In 1994, Tuvalu's currency situation was fundamentally defined by its use of the Australian dollar as its sole legal tender. This arrangement, established at independence in 1978, meant Tuvalu had no independent monetary policy or central bank. The Australian dollar provided crucial stability, insulating the small, remote island nation from inflation and exchange rate volatility, which was vital for an economy heavily reliant on imports and foreign aid. However, this also meant Tuvalu's monetary conditions were entirely determined by the Reserve Bank of Australia's policies, which were tailored for a large, developed economy rather than the specific needs of a microstate.
Alongside the Australian dollar, Tuvalu continued to mint and circulate its own non-circulating commemorative coinage, primarily for the collector market. More notably, it issued special, low-denomination
Tuvaluan dollar coins (1, 2, 5, 10, 20, 50 cents, and 1 dollar). These coins were pegged at par to the Australian dollar and were legal tender within Tuvalu, but they physically circulated alongside their Australian counterparts. Their purpose was partly practical for small transactions and, more importantly, symbolic—fostering a sense of national identity through currency, even while the actual monetary system was Australian.

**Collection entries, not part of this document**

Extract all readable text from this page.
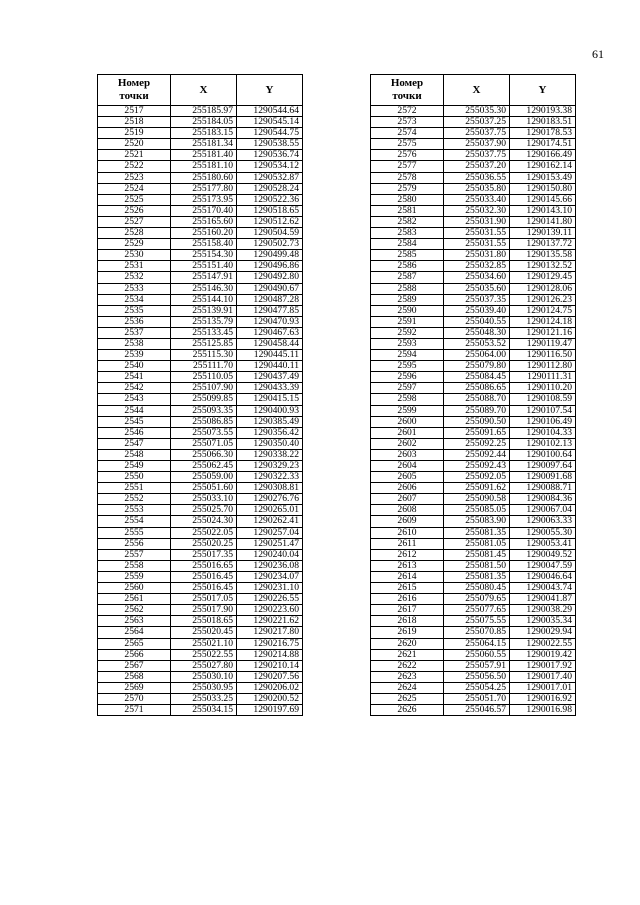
61
Номер
точки	X	Y
2517	255185.97	1290544.64
2518	255184.05	1290545.14
2519	255183.15	1290544.75
2520	255181.34	1290538.55
2521	255181.40	1290536.74
2522	255181.10	1290534.12
2523	255180.60	1290532.87
2524	255177.80	1290528.24
2525	255173.95	1290522.36
2526	255170.40	1290518.65
2527	255165.60	1290512.62
2528	255160.20	1290504.59
2529	255158.40	1290502.73
2530	255154.30	1290499.48
2531	255151.40	1290496.86
2532	255147.91	1290492.80
2533	255146.30	1290490.67
2534	255144.10	1290487.28
2535	255139.91	1290477.85
2536	255135.79	1290470.93
2537	255133.45	1290467.63
2538	255125.85	1290458.44
2539	255115.30	1290445.11
2540	255111.70	1290440.11
2541	255110.05	1290437.49
2542	255107.90	1290433.39
2543	255099.85	1290415.15
2544	255093.35	1290400.93
2545	255086.85	1290385.49
2546	255073.55	1290356.42
2547	255071.05	1290350.40
2548	255066.30	1290338.22
2549	255062.45	1290329.23
2550	255059.00	1290322.33
2551	255051.60	1290308.81
2552	255033.10	1290276.76
2553	255025.70	1290265.01
2554	255024.30	1290262.41
2555	255022.05	1290257.04
2556	255020.25	1290251.47
2557	255017.35	1290240.04
2558	255016.65	1290236.08
2559	255016.45	1290234.07
2560	255016.45	1290231.10
2561	255017.05	1290226.55
2562	255017.90	1290223.60
2563	255018.65	1290221.62
2564	255020.45	1290217.80
2565	255021.10	1290216.75
2566	255022.55	1290214.88
2567	255027.80	1290210.14
2568	255030.10	1290207.56
2569	255030.95	1290206.02
2570	255033.25	1290200.52
2571	255034.15	1290197.69
Номер
точки	X	Y
2572	255035.30	1290193.38
2573	255037.25	1290183.51
2574	255037.75	1290178.53
2575	255037.90	1290174.51
2576	255037.75	1290166.49
2577	255037.20	1290162.14
2578	255036.55	1290153.49
2579	255035.80	1290150.80
2580	255033.40	1290145.66
2581	255032.30	1290143.10
2582	255031.90	1290141.80
2583	255031.55	1290139.11
2584	255031.55	1290137.72
2585	255031.80	1290135.58
2586	255032.85	1290132.52
2587	255034.60	1290129.45
2588	255035.60	1290128.06
2589	255037.35	1290126.23
2590	255039.40	1290124.75
2591	255040.55	1290124.18
2592	255048.30	1290121.16
2593	255053.52	1290119.47
2594	255064.00	1290116.50
2595	255079.80	1290112.80
2596	255084.45	1290111.31
2597	255086.65	1290110.20
2598	255088.70	1290108.59
2599	255089.70	1290107.54
2600	255090.50	1290106.49
2601	255091.65	1290104.33
2602	255092.25	1290102.13
2603	255092.44	1290100.64
2604	255092.43	1290097.64
2605	255092.05	1290091.68
2606	255091.62	1290088.71
2607	255090.58	1290084.36
2608	255085.05	1290067.04
2609	255083.90	1290063.33
2610	255081.35	1290055.30
2611	255081.05	1290053.41
2612	255081.45	1290049.52
2613	255081.50	1290047.59
2614	255081.35	1290046.64
2615	255080.45	1290043.74
2616	255079.65	1290041.87
2617	255077.65	1290038.29
2618	255075.55	1290035.34
2619	255070.85	1290029.94
2620	255064.15	1290022.55
2621	255060.55	1290019.42
2622	255057.91	1290017.92
2623	255056.50	1290017.40
2624	255054.25	1290017.01
2625	255051.70	1290016.92
2626	255046.57	1290016.98
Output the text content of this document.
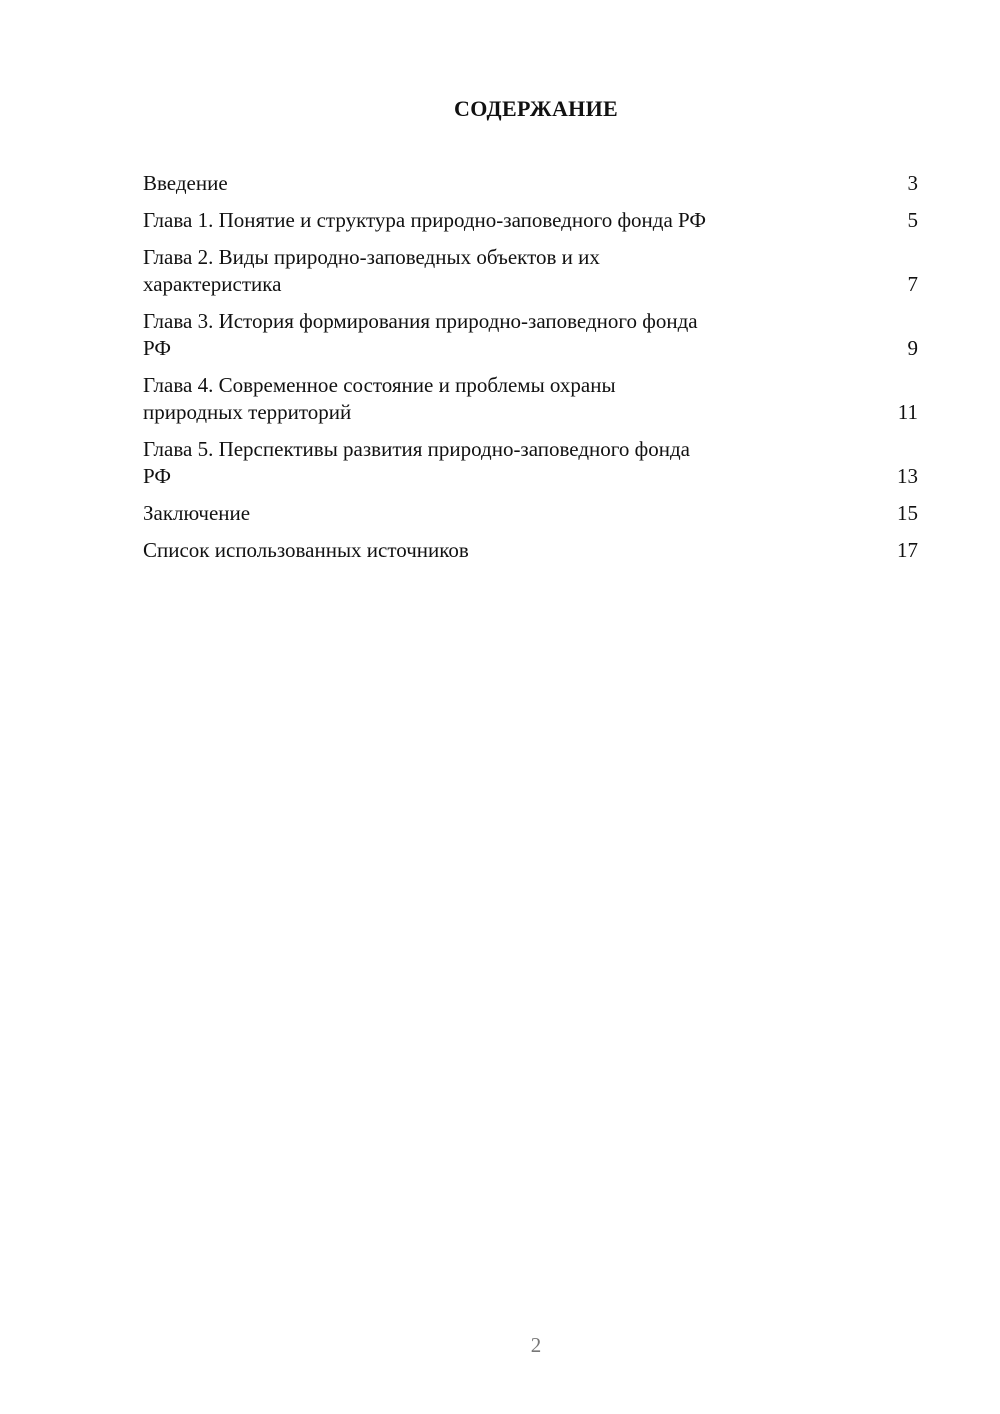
СОДЕРЖАНИЕ
Введение	3
Глава 1. Понятие и структура природно-заповедного фонда РФ	5
Глава 2. Виды природно-заповедных объектов и их
характеристика	7
Глава 3. История формирования природно-заповедного фонда
РФ	9
Глава 4. Современное состояние и проблемы охраны
природных территорий	11
Глава 5. Перспективы развития природно-заповедного фонда
РФ	13
Заключение	15
Список использованных источников	17
2
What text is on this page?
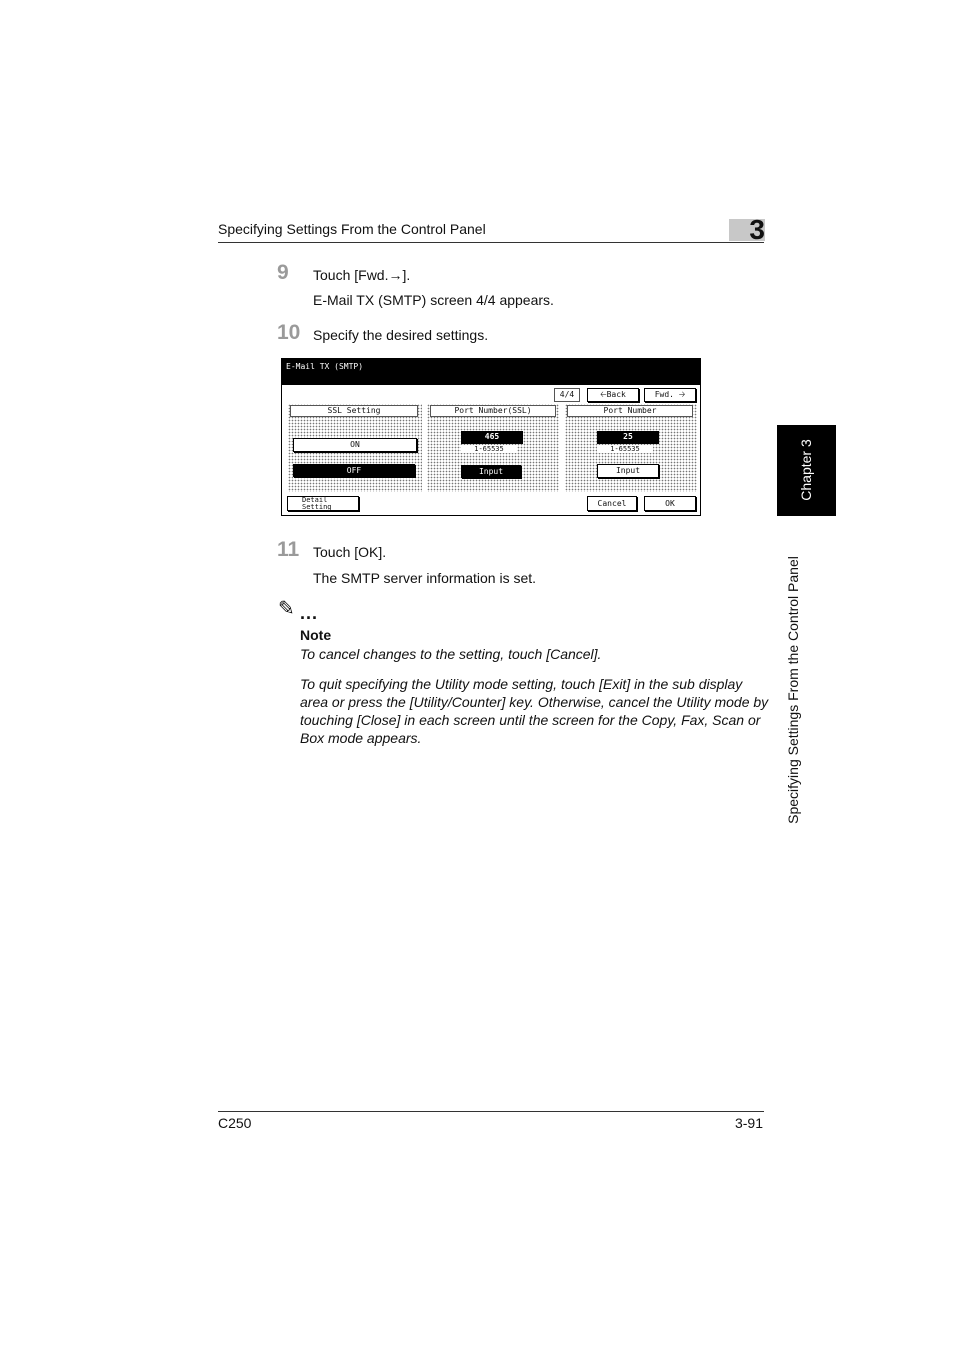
Specifying Settings From the Control Panel	3
9 Touch [Fwd.→].
E-Mail TX (SMTP) screen 4/4 appears.
10 Specify the desired settings.
E-Mail TX (SMTP)
4/4	🡠 Back	Fwd.
🡢
SSL Setting
ON
OFF
Port Number(SSL)
465
1-65535
Input
Port Number
25
1-65535
Input
Detail
Setting	Cancel	OK
11 Touch [OK].
The SMTP server information is set.
✎ ...
Note
To cancel changes to the setting, touch [Cancel].
To quit specifying the Utility mode setting, touch [Exit] in the sub display area or press the [Utility/Counter] key. Otherwise, cancel the Utility mode by touching [Close] in each screen until the screen for the Copy, Fax, Scan or Box mode appears.
Chapter 3
Specifying Settings From the Control Panel
C250	3-91
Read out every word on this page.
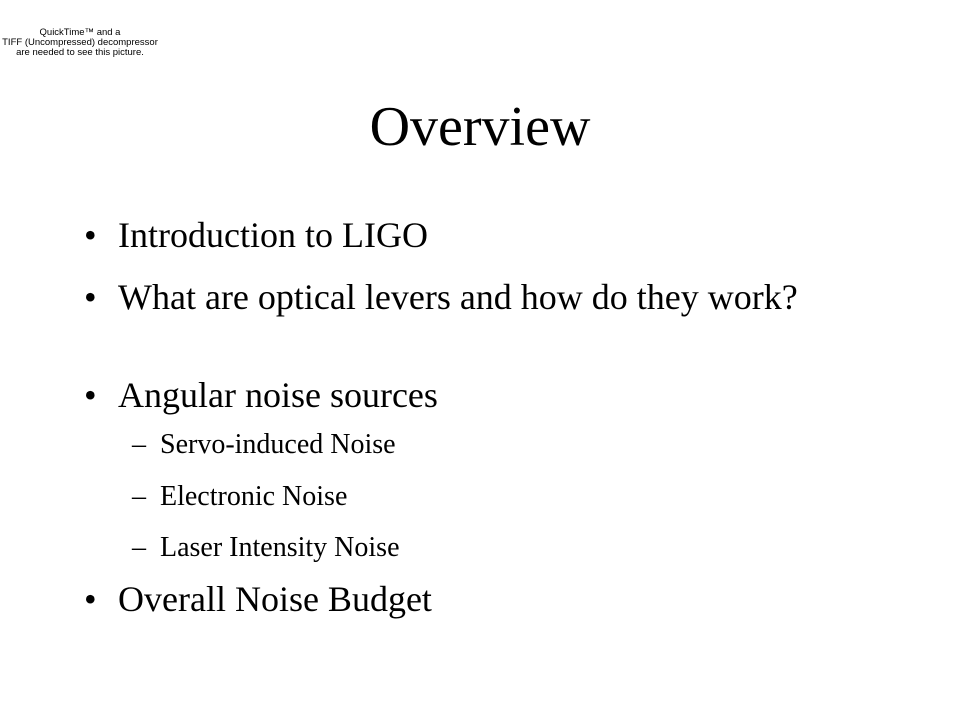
QuickTime™ and a
TIFF (Uncompressed) decompressor
are needed to see this picture.
Overview
• Introduction to LIGO
• What are optical levers and how do they work?
• Angular noise sources
– Servo-induced Noise
– Electronic Noise
– Laser Intensity Noise
• Overall Noise Budget
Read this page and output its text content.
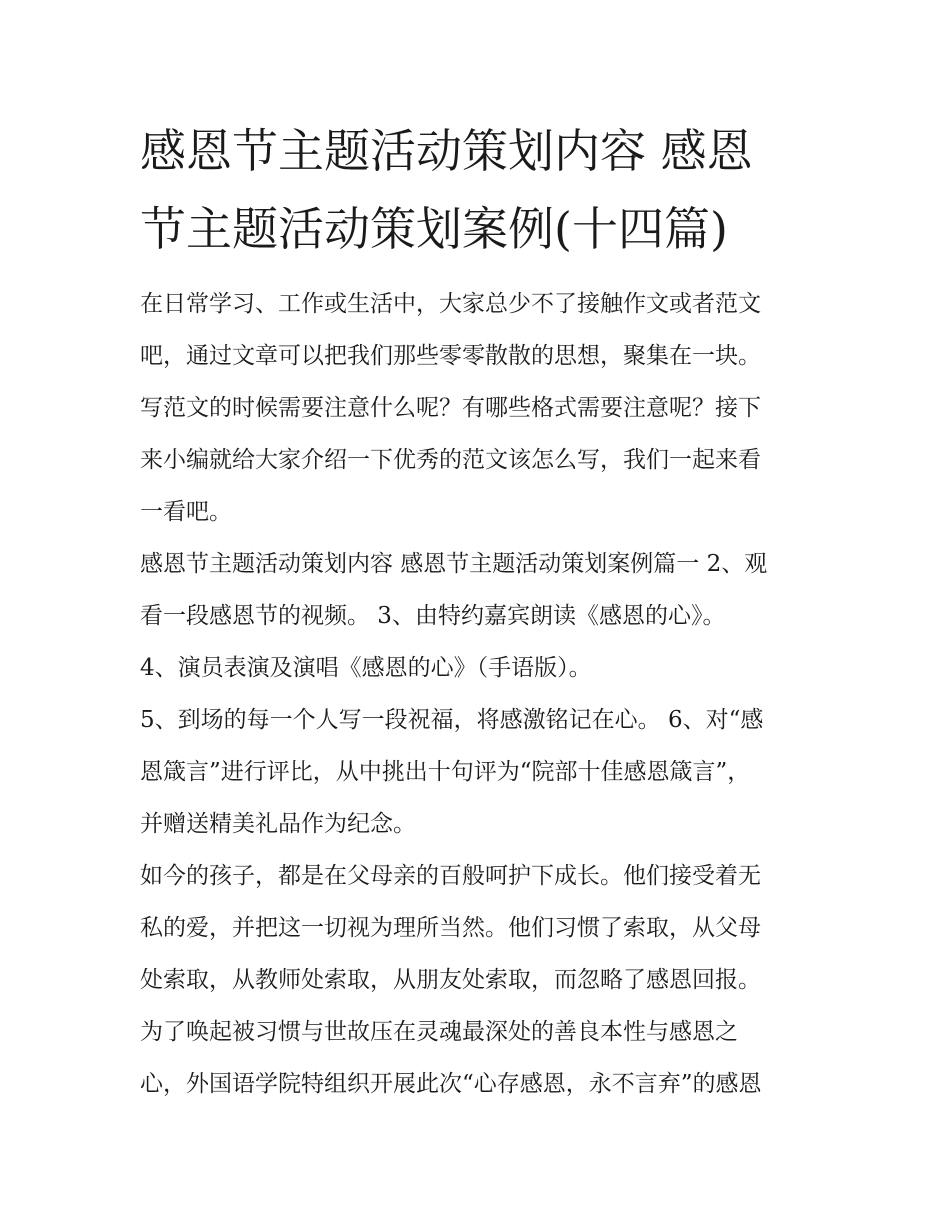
感恩节主题活动策划内容 感恩
节主题活动策划案例(十四篇)
在日常学习、工作或生活中，大家总少不了接触作文或者范文
吧，通过文章可以把我们那些零零散散的思想，聚集在一块。
写范文的时候需要注意什么呢？有哪些格式需要注意呢？接下
来小编就给大家介绍一下优秀的范文该怎么写，我们一起来看
一看吧。
感恩节主题活动策划内容 感恩节主题活动策划案例篇一 2、观
看一段感恩节的视频。 3、由特约嘉宾朗读《感恩的心》。
4、演员表演及演唱《感恩的心》（手语版）。
5、到场的每一个人写一段祝福，将感激铭记在心。 6、对“感
恩箴言”进行评比，从中挑出十句评为“院部十佳感恩箴言”，
并赠送精美礼品作为纪念。
如今的孩子，都是在父母亲的百般呵护下成长。他们接受着无
私的爱，并把这一切视为理所当然。他们习惯了索取，从父母
处索取，从教师处索取，从朋友处索取，而忽略了感恩回报。
为了唤起被习惯与世故压在灵魂最深处的善良本性与感恩之
心，外国语学院特组织开展此次“心存感恩，永不言弃”的感恩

The year 1994 fell within a period of economic challenge for Tuvalu. Primary revenue sources were modest, relying on the "Tuvalu Trust Fund" (established in 1987 with international aid), fishing licence fees, and remittances. The fixed currency link to Australia provided a stable financial foundation during this time, but it also highlighted Tuvalu's constrained economic sovereignty and vulnerability to external shocks. There was no serious discussion of abandoning the Australian dollar, as the benefits of stability and credibility far outweighed the drawbacks for the nation's fragile economy.